Sol Lesser     In between these two films Sol Lesser released a monstrosity starring Buster Crabbe.  Lesser never got the handle on Tarzan on his own, instead borrowing the MGM characterization when he acquired the rights from them.

     Lesser and his brother Irving were independent producers of some substance.  Sol was born in 1890 in Spokane, Washington, dying at 90 in 1980.  There is even a biography of his life. Not easy to find and not available on any site when I looked.  If anybody knows where one is or having one could make a copy for me it would be much appreciated.

      Lesser's father who was in the nickelodeon business died in 1907 in San Francisco leaving the business to Sol and Irving.  Sol got involved in distribution in 1910 eventually forming the Golden Gate Film Exchange in 1915.

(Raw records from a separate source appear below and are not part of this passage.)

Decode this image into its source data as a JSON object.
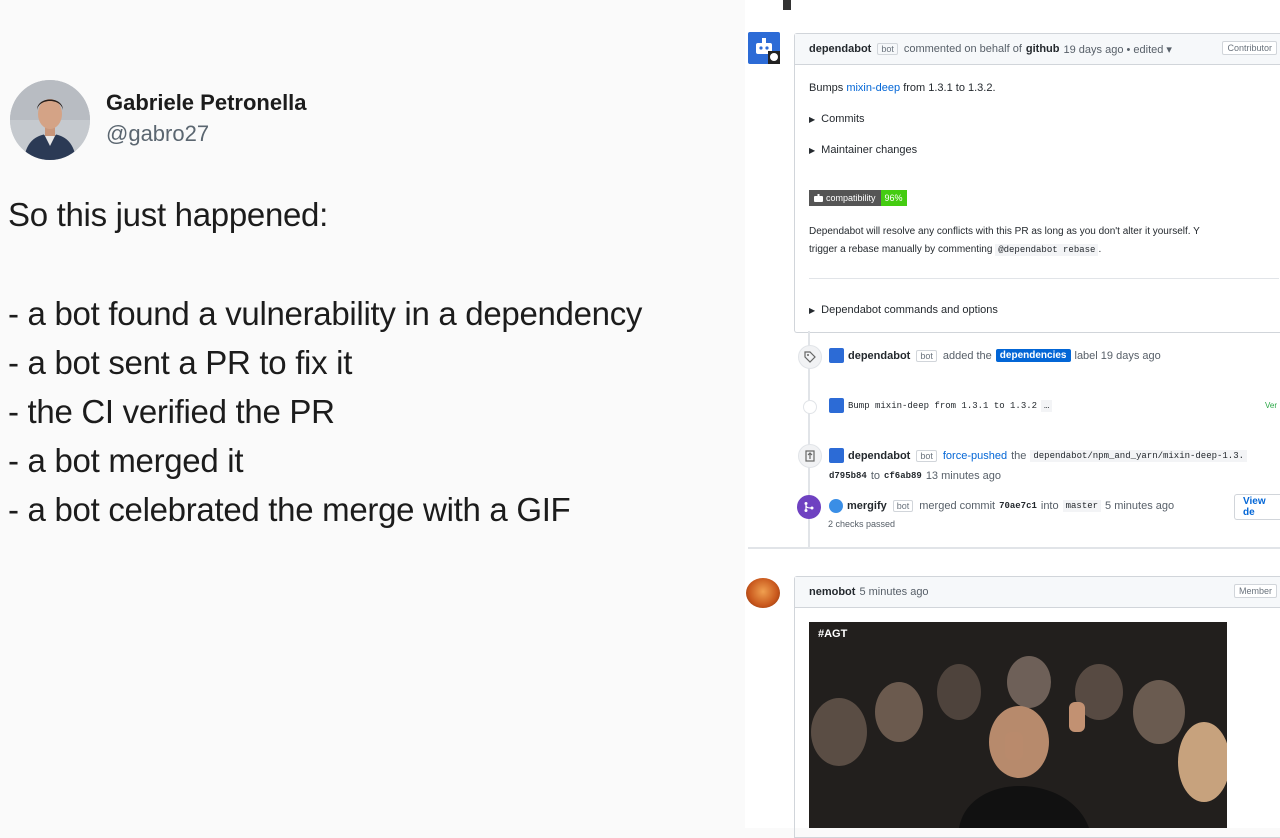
{
  "tweet": {
    "author_name": "Gabriele Petronella",
    "handle": "@gabro27",
    "lines": [
      "So this just happened:",
      "",
      "- a bot found a vulnerability in a dependency",
      "- a bot sent a PR to fix it",
      "- the CI verified the PR",
      "- a bot merged it",
      "- a bot celebrated the merge with a GIF"
    ]
  },
  "github": {
    "comment": {
      "author": "dependabot",
      "bot_tag": "bot",
      "action": "commented on behalf of",
      "org": "github",
      "time": "19 days ago • edited ▾",
      "role": "Contributor",
      "bumps_prefix": "Bumps",
      "package": "mixin-deep",
      "bumps_suffix": "from 1.3.1 to 1.3.2.",
      "commits": "Commits",
      "maintainer_changes": "Maintainer changes",
      "badge_label": "compatibility",
      "badge_value": "96%",
      "resolve_text_1": "Dependabot will resolve any conflicts with this PR as long as you don't alter it yourself. Y",
      "resolve_text_2": "trigger a rebase manually by commenting",
      "rebase_cmd": "@dependabot rebase",
      "resolve_end": ".",
      "commands": "Dependabot commands and options"
    },
    "events": {
      "label_event": {
        "author": "dependabot",
        "bot_tag": "bot",
        "text": "added the",
        "label": "dependencies",
        "suffix": "label 19 days ago"
      },
      "commit_event": {
        "message": "Bump mixin-deep from 1.3.1 to 1.3.2",
        "ellipsis": "…",
        "verified": "Ver"
      },
      "push_event": {
        "author": "dependabot",
        "bot_tag": "bot",
        "action": "force-pushed",
        "the": "the",
        "branch": "dependabot/npm_and_yarn/mixin-deep-1.3.",
        "from_sha": "d795b84",
        "to": "to",
        "to_sha": "cf6ab89",
        "time": "13 minutes ago"
      },
      "merge_event": {
        "author": "mergify",
        "bot_tag": "bot",
        "action": "merged commit",
        "sha": "70ae7c1",
        "into": "into",
        "branch": "master",
        "time": "5 minutes ago",
        "checks": "2 checks passed",
        "view_button": "View de"
      }
    },
    "nemo_comment": {
      "author": "nemobot",
      "time": "5 minutes ago",
      "role": "Member",
      "gif_tag": "#AGT"
    }
  }
}
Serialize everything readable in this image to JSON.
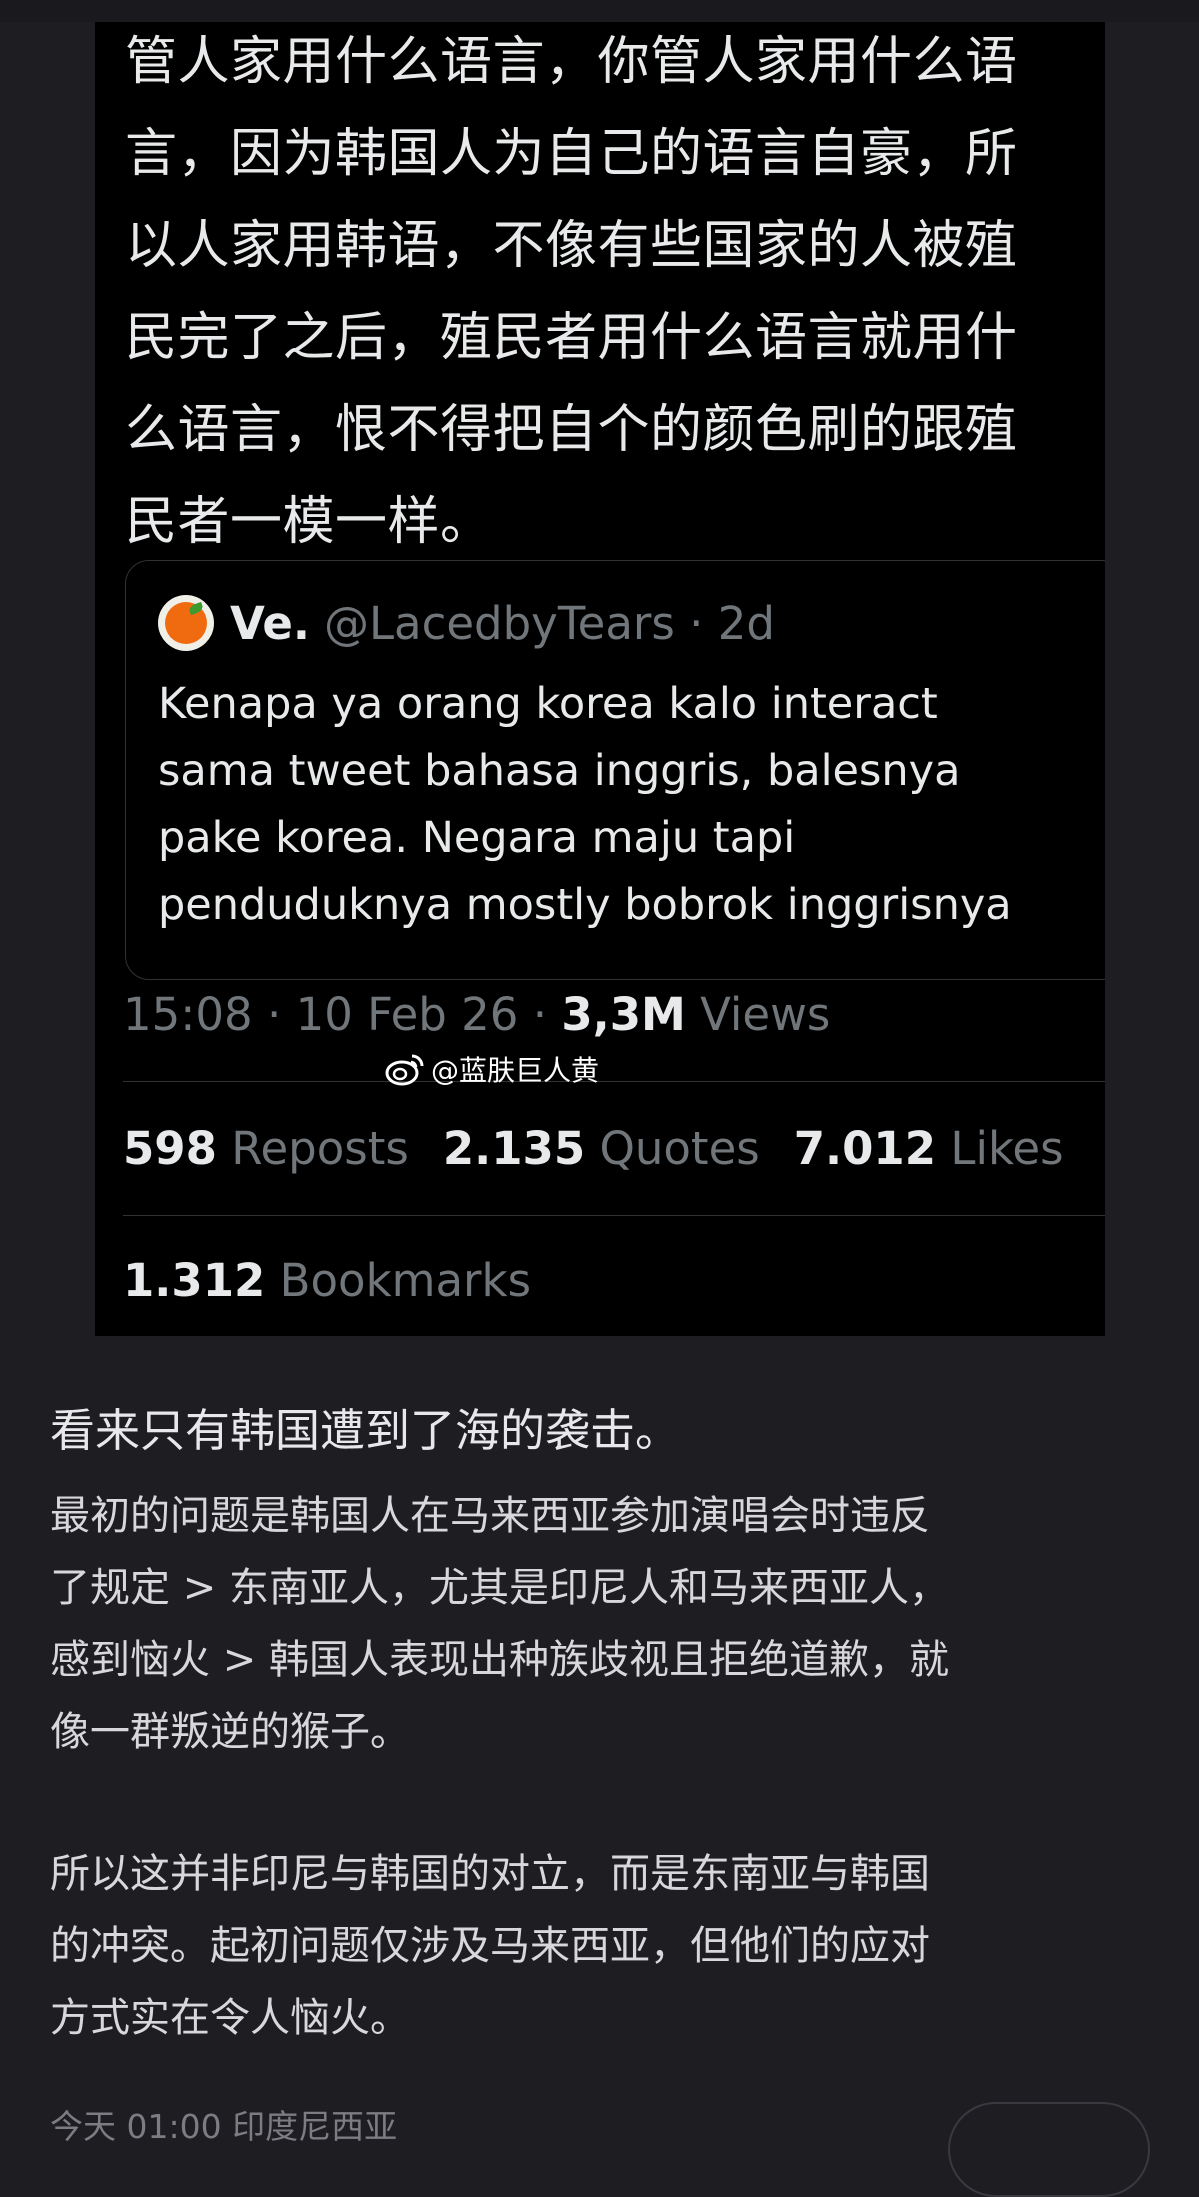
{
  "tweet": {
    "text": "管人家用什么语言，你管人家用什么语\n言，因为韩国人为自己的语言自豪，所\n以人家用韩语，不像有些国家的人被殖\n民完了之后，殖民者用什么语言就用什\n么语言，恨不得把自个的颜色刷的跟殖\n民者一模一样。",
    "quote": {
      "name": "Ve.",
      "handle": "@LacedbyTears · 2d",
      "text": "Kenapa ya orang korea kalo interact\nsama tweet bahasa inggris, balesnya\npake korea. Negara maju tapi\npenduduknya mostly bobrok inggrisnya",
      "avatar_icon": "orange-fruit-avatar"
    },
    "meta": {
      "time": "15:08 · 10 Feb 26 · ",
      "views_count": "3,3M",
      "views_label": " Views"
    },
    "stats": {
      "reposts_count": "598",
      "reposts_label": " Reposts",
      "quotes_count": "2.135",
      "quotes_label": " Quotes",
      "likes_count": "7.012",
      "likes_label": " Likes",
      "bookmarks_count": "1.312",
      "bookmarks_label": " Bookmarks"
    }
  },
  "watermark": {
    "text": "@蓝肤巨人黄",
    "icon": "weibo-icon"
  },
  "post": {
    "headline": "看来只有韩国遭到了海的袭击。",
    "paragraph1": "最初的问题是韩国人在马来西亚参加演唱会时违反\n了规定 > 东南亚人，尤其是印尼人和马来西亚人，\n感到恼火 > 韩国人表现出种族歧视且拒绝道歉，就\n像一群叛逆的猴子。",
    "paragraph2": "所以这并非印尼与韩国的对立，而是东南亚与韩国\n的冲突。起初问题仅涉及马来西亚，但他们的应对\n方式实在令人恼火。",
    "footer": "今天 01:00  印度尼西亚"
  },
  "colors": {
    "page_bg": "#1e1d22",
    "screenshot_bg": "#000000",
    "muted": "#71767b"
  }
}
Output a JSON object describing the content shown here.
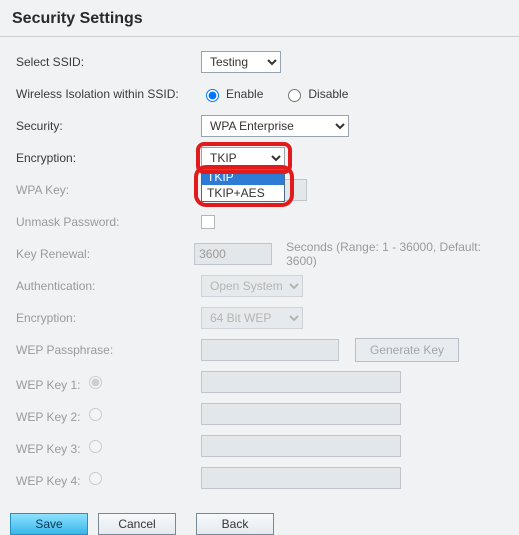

     In that year San Francisco's infamous Barbary Coast was shuttered.  Before the closure Lesser filmed the area, selling the movie.  It would interesting if the film were still around.

     He made the right moves.  After distribution he became a producer for First National and then formed a chain of movie theatres.  After an aborted retirement he reentered production forming his own independent studio called either Principle or Principal Pictures.  David Fury spells the name Principal in his Kings Of The Jungle and that sounds right.  This was apparently Sol's status when he acquired the rights to Tarzan from a third party in 1928 and when he made the Crabbe abortion in 1933.

     Lesser was influential in Hollywood.  He made it a point to know and be known.  In the early thirties it was he who was responsible for introducing Disney to Joseph Schench (pronounced SKENK) and facilitating Disney's move from Columbia to United Artists.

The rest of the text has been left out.